Treatment of Advanced/Metastatic Liposarcoma with Clinically Resectable Lung Metastases
This protocol addresses the management of liposarcoma that has progressed to an advanced or metastatic stage, specifically where lung metastases are present but considered clinically resectable, and there is no evidence of extrapulmonary disease.
Clinical Scenario
Advanced or metastatic liposarcoma with resectable lung metastases (e.g. metachronous pulmonary lesions with a disease-free interval of at least one year) and no extrapulmonary spread, where complete excision of all lesions is considered feasible.
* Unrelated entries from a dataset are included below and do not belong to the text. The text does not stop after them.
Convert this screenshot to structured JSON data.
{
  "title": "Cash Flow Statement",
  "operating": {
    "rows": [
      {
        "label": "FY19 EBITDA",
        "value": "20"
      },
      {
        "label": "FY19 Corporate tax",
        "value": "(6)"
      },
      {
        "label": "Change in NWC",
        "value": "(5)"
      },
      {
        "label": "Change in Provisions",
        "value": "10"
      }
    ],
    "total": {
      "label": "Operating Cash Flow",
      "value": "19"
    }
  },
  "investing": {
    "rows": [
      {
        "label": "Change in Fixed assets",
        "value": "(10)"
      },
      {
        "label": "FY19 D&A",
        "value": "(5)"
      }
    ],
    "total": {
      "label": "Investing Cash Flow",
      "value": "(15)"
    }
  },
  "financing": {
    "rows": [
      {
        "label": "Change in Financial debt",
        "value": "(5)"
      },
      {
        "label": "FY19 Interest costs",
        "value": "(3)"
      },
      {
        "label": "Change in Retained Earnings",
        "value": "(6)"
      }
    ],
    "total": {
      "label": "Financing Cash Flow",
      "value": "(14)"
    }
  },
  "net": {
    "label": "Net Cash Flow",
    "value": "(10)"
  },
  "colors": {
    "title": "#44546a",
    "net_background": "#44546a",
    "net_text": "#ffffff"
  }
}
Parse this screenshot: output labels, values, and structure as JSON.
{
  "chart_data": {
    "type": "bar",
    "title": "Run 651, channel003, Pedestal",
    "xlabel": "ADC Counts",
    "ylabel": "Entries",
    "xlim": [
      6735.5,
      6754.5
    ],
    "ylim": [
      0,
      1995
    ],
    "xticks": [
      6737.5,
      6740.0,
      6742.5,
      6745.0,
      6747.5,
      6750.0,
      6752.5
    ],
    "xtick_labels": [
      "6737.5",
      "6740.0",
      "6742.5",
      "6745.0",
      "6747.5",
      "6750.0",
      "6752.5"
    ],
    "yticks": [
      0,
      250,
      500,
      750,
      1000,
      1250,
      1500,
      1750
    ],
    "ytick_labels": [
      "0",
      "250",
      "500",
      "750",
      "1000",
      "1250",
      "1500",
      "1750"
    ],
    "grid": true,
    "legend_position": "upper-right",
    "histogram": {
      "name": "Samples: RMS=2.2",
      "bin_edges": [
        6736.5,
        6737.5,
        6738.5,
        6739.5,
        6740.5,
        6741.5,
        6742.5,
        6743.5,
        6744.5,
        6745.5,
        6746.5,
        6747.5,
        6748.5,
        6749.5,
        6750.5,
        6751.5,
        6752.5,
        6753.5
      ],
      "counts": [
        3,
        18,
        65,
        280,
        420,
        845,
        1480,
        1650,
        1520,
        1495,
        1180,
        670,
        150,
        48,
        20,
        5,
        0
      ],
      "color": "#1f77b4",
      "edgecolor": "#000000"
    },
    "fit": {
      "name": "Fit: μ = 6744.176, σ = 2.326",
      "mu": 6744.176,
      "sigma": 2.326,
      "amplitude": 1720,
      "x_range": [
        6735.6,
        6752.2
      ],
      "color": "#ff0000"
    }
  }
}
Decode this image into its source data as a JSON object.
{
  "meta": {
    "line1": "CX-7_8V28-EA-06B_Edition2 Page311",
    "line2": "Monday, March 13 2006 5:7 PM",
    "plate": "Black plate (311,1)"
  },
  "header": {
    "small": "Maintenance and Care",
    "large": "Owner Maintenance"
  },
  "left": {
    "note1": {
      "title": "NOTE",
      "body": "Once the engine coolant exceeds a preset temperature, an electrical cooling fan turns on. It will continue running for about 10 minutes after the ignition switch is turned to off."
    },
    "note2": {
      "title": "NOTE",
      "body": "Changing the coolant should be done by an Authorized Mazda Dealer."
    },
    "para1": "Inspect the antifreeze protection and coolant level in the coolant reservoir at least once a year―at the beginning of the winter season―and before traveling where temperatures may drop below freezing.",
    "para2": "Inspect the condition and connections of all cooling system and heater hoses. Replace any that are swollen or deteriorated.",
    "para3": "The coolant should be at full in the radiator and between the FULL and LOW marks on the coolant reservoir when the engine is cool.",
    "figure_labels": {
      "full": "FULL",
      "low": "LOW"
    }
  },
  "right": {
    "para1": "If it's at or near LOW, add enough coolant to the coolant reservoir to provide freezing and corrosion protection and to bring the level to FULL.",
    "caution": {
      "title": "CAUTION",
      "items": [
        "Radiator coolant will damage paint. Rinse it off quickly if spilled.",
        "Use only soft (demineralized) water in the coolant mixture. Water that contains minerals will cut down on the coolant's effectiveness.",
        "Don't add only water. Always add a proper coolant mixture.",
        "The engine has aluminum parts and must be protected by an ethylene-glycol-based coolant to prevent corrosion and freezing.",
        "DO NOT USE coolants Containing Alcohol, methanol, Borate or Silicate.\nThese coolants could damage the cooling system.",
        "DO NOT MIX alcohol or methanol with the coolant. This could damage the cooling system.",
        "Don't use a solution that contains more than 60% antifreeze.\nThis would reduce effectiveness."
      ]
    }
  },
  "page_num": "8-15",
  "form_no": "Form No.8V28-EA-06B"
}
Treatment Approach (partial overview)
Surgical resection is the standard approach for eligible patients. In selected cases, a minimally invasive technique may be appropriate. Systemic therapy may also play a role alongside surgery, with specific timing considerations — particularly when certain prognostic factors are present.
The complete regimen, sequencing, and eligibility criteria are available in the full structured protocol.
References
DOI: 10.1016/j.annonc.2021.07.006
- Advanced/metastatic, clinically resectable STS.
- Standard treatment of metachronous (disease-free interval 1 year), resectable lung metastases without extrapulmonary disease is surgery, if complete excision of all lesions is feasible [IV, B].
- A minimally invasive thoracoscopic approach can be used in selected cases.
- ChT may be added to surgery as an option, taking into account the prognostic factors (a short previous recurrence-free interval and a high number of lesions are adverse factors, encouraging the addition of ChT), although there is a lack of formal evidence that this improves outcome [IV, B].
- ChT is preferably given before surgery to assess tumour response and modulate treatment.